Por exemplo, desenvolve o encenador, "nós sabemos o que é o surrealismo, impressionismo, expressionismo ou naturalismo na pintura, na música, na escrita, mas no teatro, se eu não pensar no texto e não pensar na cenografia, parece que o trabalho do ator se resume a ser eficaz ou não, mas não. O ator sozinho, vestido de preto, sem adereços, sem cenário, pode fazer uma representação simbolista ou expressionista, e isso interessa-me muito, porque não é para etiquetar as coisas, mas é para termos maior capacidade de ter respostas imprevisíveis".

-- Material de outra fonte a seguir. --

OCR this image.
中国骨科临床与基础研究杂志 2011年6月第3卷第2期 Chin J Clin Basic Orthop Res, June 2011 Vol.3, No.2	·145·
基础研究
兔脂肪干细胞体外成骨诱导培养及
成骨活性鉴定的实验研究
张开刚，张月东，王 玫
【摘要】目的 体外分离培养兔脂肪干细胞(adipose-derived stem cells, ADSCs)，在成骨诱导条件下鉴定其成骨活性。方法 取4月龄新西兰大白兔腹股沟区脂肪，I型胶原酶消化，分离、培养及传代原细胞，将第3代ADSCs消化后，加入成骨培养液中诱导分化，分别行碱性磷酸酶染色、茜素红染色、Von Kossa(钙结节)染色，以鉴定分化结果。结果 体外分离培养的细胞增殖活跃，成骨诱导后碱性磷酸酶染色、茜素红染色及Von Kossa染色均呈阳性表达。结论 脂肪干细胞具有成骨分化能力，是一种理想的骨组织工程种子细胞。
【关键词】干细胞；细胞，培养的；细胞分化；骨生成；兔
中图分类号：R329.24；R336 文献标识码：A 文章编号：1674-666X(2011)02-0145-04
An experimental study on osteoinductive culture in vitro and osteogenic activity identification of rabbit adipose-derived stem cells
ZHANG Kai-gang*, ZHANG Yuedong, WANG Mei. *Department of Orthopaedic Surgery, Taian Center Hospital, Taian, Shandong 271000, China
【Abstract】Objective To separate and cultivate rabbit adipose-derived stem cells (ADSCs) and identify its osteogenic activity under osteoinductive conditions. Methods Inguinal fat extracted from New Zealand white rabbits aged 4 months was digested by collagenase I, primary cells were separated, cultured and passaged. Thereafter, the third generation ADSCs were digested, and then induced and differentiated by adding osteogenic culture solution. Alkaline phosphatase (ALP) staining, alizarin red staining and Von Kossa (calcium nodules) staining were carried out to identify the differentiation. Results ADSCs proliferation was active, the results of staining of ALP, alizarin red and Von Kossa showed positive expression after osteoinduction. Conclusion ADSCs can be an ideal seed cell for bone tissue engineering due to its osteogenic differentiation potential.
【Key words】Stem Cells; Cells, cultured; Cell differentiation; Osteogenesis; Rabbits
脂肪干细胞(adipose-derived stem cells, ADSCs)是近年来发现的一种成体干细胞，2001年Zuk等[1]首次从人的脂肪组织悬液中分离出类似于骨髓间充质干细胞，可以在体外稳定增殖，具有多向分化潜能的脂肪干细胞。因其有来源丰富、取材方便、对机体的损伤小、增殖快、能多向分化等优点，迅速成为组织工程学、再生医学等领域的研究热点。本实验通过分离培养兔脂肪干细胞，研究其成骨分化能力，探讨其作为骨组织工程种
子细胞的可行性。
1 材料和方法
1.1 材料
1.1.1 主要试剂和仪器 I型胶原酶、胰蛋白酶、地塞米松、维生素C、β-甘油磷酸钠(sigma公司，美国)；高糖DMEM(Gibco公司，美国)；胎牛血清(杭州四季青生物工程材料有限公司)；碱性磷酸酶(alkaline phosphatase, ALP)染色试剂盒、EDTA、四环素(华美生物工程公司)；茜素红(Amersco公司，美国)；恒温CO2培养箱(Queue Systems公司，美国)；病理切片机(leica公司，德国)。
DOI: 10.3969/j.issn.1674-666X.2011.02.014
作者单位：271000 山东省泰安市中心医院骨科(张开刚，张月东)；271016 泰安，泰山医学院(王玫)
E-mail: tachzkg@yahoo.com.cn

A expectativa de João Brites é que Agustinópolis "crie uma vez mais uma resposta de algo que nunca foi visto. Eu acredito no novo, não sou pós-modernista, acredito que nós repetimos muitas coisas, há coisas que são parecidas, mas esta necessidade de construir melhor, de novo, a arte e também a democracia, é algo que me tem apaixonado. E quando eu, na minha vida, com esta idade, começar a dizer 'já estás a repetir', tenho que desistir mesmo".

Ainda no âmbito das celebrações dos 50 anos, será possível ver no CCB até domingo liberaLinda, que inclui a exibição do documentário oKupação, realizado por Rui Simões a partir da ocupação teatral da redação da TSF pel'O Bando no dia 24 de abril de 2014, e a exposição traVessia, que mostra 24 figurinos suspensos ao ar livre, que marcaram o percurso da companhia.

Exposição de figurinos figurinos que marcaram o percurso do Teatro O Bando.
Exposição de figurinos figurinos que marcaram o percurso do Teatro O Bando.Reinaldo Rodrigues

E amanhã, sábado, dia 18, realiza-se uma conferência sobre a obra de Agustina, no foyer do Grande Auditório do CCB, com a presença de Maria João Reynaud, Mónica Baldaque, João Brites e Miguel Jesus. Investigadora, filha de Agustina, encenador e dramaturgo falarão do processo de criação de Agustinópolis, uma ideia lançada por Mónica Baldaque, no âmbito ainda do centenário do nascimento de Agustina Bessa-Luís.